Of course, Khan’s political naïveté and his simplistic (if not entirely selective) understanding of the country’s political history have never been a secret, so let’s just leave his reading of the JI at that.

However, there just might be some pragmatic meat after all behind Khan’s move to partner JI, or for that matter, to continue sending his ‘envoys’ to rallies held by far-right groups such as the Difa-e-Pakistan Council (DPC).

JI’s vote bank which is more akin to generate spoilers than produce winners, mainly lies in pockets in Karachi, Lahore, central Punjab and parts of KP.

For example, in elections that were boycotted by JI, most of its votes largely went to conservative-democratic parties like the PML-N. In some incidents a chunk of JI voters voted for PML-N just so the JI candidate is not able to split the right-wing vote in the constituency and consequently produce a victory for non-right/secular parties.

So perhaps what is on Khan’s mind is a three-way fight (especially in the Punjab) between the PML-N, PPP and PTI, where Khan wants the JI vote to come to him instead of going to the PML-N?

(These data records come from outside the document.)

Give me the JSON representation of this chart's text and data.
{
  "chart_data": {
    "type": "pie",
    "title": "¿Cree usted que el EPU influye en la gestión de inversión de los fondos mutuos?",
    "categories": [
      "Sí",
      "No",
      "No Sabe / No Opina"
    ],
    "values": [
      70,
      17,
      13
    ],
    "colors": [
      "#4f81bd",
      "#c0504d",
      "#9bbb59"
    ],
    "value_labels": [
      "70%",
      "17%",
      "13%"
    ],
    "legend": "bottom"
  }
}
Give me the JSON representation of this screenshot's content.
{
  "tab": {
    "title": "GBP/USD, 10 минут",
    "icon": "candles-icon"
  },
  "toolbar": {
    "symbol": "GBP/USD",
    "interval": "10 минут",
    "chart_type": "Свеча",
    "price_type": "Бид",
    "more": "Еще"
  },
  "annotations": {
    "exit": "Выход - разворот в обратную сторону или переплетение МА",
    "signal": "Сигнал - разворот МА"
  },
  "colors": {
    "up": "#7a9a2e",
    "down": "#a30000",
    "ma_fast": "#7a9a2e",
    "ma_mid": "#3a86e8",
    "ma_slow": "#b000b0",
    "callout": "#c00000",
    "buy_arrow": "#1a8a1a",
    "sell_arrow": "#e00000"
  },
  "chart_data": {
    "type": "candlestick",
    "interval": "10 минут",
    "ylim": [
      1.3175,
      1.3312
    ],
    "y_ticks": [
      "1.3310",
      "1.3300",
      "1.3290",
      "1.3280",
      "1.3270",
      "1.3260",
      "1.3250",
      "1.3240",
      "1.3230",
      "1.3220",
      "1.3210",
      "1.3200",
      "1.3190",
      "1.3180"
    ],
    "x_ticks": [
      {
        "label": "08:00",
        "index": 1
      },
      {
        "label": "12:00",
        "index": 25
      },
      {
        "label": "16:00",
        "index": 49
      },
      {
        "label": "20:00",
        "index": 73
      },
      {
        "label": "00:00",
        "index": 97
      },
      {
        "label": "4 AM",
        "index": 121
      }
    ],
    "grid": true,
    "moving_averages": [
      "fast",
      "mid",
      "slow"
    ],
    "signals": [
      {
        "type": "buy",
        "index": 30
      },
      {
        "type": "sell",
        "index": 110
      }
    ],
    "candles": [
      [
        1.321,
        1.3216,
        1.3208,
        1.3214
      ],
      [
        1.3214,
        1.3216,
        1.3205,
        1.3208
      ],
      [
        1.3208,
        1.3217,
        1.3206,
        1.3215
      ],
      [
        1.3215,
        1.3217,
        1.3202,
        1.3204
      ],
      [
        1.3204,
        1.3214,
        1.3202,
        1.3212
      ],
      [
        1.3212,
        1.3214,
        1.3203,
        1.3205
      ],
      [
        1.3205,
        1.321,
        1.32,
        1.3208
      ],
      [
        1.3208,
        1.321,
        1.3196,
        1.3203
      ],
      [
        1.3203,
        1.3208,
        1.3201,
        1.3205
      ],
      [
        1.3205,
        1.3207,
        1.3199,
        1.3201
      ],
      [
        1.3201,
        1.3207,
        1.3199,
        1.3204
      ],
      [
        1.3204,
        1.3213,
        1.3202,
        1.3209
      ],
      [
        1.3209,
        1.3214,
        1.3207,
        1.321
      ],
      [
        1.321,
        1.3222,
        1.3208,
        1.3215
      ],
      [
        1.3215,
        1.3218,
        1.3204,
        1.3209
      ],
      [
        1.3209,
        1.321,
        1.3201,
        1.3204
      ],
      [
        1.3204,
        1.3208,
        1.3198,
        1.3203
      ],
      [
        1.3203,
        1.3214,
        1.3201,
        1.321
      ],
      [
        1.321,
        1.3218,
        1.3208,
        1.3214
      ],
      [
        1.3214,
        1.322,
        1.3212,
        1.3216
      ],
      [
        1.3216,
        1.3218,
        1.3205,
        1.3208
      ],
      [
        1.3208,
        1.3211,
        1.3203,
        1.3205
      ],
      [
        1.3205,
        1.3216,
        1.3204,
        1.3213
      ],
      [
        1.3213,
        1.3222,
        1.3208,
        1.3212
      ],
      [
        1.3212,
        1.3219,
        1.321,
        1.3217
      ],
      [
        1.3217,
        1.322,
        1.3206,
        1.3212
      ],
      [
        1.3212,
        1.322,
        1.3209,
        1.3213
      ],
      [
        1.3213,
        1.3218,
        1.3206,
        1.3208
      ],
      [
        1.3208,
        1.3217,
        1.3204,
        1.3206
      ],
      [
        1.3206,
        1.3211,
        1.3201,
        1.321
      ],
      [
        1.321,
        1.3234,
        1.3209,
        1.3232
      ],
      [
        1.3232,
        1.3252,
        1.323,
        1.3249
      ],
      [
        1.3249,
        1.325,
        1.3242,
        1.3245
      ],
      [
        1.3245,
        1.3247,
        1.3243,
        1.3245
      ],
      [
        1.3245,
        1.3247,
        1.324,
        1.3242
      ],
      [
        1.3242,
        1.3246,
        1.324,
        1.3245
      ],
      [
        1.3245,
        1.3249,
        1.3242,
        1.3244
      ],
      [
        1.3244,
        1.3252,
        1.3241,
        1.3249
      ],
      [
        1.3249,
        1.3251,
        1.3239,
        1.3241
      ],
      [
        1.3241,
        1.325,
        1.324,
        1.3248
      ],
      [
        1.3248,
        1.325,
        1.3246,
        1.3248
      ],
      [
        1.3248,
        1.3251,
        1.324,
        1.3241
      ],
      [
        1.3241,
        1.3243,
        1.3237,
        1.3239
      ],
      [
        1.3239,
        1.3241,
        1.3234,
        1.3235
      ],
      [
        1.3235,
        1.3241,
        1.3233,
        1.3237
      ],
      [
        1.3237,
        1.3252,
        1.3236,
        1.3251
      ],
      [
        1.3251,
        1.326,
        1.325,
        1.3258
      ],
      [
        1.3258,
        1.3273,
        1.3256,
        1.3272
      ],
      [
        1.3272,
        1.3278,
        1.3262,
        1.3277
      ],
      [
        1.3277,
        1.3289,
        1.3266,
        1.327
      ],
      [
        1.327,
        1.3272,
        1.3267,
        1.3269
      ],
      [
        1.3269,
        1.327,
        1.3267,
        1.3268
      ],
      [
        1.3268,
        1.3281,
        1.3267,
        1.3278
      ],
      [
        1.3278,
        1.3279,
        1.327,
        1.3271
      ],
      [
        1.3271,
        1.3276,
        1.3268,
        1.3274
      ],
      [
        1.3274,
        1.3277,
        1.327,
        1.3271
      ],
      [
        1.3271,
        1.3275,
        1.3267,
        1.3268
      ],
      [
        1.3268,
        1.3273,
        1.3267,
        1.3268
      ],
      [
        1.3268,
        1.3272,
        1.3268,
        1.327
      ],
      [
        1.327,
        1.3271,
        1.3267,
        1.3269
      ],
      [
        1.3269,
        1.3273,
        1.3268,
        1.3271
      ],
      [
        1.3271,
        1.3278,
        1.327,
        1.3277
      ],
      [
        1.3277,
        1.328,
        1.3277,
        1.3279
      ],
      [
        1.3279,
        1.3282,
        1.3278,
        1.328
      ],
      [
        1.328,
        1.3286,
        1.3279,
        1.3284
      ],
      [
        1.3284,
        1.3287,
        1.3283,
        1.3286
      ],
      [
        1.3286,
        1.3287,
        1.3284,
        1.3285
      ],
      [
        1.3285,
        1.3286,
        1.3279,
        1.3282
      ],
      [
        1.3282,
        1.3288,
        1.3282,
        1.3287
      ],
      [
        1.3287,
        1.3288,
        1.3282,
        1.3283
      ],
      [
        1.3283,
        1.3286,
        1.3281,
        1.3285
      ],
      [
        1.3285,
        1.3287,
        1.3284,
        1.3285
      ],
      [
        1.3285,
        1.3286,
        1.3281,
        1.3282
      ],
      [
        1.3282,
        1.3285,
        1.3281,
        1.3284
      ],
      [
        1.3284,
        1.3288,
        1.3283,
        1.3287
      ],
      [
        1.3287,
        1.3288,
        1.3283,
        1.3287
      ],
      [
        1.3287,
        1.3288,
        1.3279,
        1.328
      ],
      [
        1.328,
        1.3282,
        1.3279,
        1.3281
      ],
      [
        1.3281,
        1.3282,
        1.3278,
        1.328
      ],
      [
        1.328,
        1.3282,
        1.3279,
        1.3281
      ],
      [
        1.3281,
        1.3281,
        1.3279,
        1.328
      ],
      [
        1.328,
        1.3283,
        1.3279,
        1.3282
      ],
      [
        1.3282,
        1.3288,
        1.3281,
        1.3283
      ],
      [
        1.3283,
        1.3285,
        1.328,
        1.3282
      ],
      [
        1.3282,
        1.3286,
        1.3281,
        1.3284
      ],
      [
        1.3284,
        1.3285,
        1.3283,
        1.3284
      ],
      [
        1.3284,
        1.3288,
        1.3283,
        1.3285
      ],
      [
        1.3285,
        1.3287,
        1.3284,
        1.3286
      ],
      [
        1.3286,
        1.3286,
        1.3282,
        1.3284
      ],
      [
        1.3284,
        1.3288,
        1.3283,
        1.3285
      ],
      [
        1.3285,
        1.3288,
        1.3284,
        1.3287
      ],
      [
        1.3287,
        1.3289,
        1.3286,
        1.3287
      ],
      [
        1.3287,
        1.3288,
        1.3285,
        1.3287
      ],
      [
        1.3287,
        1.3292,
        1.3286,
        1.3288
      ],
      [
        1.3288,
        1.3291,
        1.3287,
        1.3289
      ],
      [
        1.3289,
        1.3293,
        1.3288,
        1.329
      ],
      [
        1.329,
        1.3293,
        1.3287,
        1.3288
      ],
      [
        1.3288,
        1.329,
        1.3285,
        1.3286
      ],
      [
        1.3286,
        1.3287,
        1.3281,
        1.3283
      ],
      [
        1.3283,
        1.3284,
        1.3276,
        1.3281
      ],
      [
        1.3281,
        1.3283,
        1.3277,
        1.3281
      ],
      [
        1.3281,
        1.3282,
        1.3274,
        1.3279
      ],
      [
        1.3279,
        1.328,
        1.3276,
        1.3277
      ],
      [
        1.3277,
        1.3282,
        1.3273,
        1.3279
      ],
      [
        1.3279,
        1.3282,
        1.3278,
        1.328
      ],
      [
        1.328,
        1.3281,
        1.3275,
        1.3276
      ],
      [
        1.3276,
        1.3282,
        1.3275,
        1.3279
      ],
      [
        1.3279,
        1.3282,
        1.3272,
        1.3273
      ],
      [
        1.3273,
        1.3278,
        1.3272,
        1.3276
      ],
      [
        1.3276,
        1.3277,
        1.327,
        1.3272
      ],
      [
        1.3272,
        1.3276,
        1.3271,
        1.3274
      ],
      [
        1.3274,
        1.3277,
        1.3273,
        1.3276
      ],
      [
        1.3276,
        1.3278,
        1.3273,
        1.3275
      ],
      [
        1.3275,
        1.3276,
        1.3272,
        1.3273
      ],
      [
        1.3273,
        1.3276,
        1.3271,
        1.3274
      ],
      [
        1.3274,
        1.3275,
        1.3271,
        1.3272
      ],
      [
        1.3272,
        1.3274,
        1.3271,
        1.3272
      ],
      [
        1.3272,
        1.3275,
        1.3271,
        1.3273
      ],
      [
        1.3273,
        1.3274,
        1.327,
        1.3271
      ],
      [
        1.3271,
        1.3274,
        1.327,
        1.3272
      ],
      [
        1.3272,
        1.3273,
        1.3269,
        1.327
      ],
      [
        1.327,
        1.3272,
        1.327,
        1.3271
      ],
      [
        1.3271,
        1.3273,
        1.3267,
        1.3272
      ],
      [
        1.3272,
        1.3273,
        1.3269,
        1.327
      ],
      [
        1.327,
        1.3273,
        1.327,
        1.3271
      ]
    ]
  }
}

In theory it makes sense. But statistics of the elections held since 1988 clearly see how rapidly JI’s vote bank has shrunk.
It is however true though, that JI votes continue to go to PML-N.

So does this mean that by warming up to Islamic outfits whose supporters usually end up voting for the much larger conservative political parties such as the PML-N and JUI-F, Khan is squarely going for the PML-N and JUI-F vote bank?

I believe so. By holding hands with the JI and flirting with DPC, Khan is trying to attract the right-wing and Islamic votes into becoming consolidated PTI votes.

If he also manages to break a few PPP votes then that will be a bonus because his other hope in this respect are the young first-time-voters. They are a mixture of formally apolitical (but socially liberal) urbanites and those who see Khan as some kind of a reincarnation of a more romanticised version of Z.A. Bhutto.

That said, there certainly is an ideological link between PTI and JI as well. Apart from being baptised into politics by right-wing figures such as Hamid Gul, Khan’s initial political training took place at the hands of former JI chief, Qazi Hussain Ahmed.

Though one can’t accuse Khan of being an ‘Islamic fundamentalist,’ he most certainly is right-wing. At least in the post-Cold War context in which many rightists have adopted a number of old leftist gestures, rhetoric and postures to address the concerns of societies disorientated by the economic and social fall-outs of things like globalisation, religious extremism and War on Terror.

 Khan also seems to have a sentimental spot for JI. His idea about JI suggests that he views this party as an ideological powerhouse that just got blown away by the crude ways of populist electoral politics.

Some would also suggest that since Khan’s recent rise was shaped a bit by some powerful figures in the country’s intelligence agencies, it was only natural for him to make friends with the ‘B teams of the agencies’, such as JI, DPC, etc.

Whatever the case, Khan is very much his own man now. His popularity, if not entirely judged by superficial popularity polls, does have a genuine tinge to it.

His rendezvous with the Islamic right in the shape of JI or DPC may make some political sense, but he should also be conscious of the other side of the issue.

His manoeuvres in this regard are likely to make his more liberal supporters question his egalitarian postures and stands on things like religious extremism: not only the kind practised by sectarian and militant organisations, but also the sort of religious bullying members of parties like JI have had a history of.

Suffice to say, these are the kind of questions that are not answered by sharing sofas and stages with outfits known for having sympathies for Islamic extremists and for laws that have created more disorder than otherwise.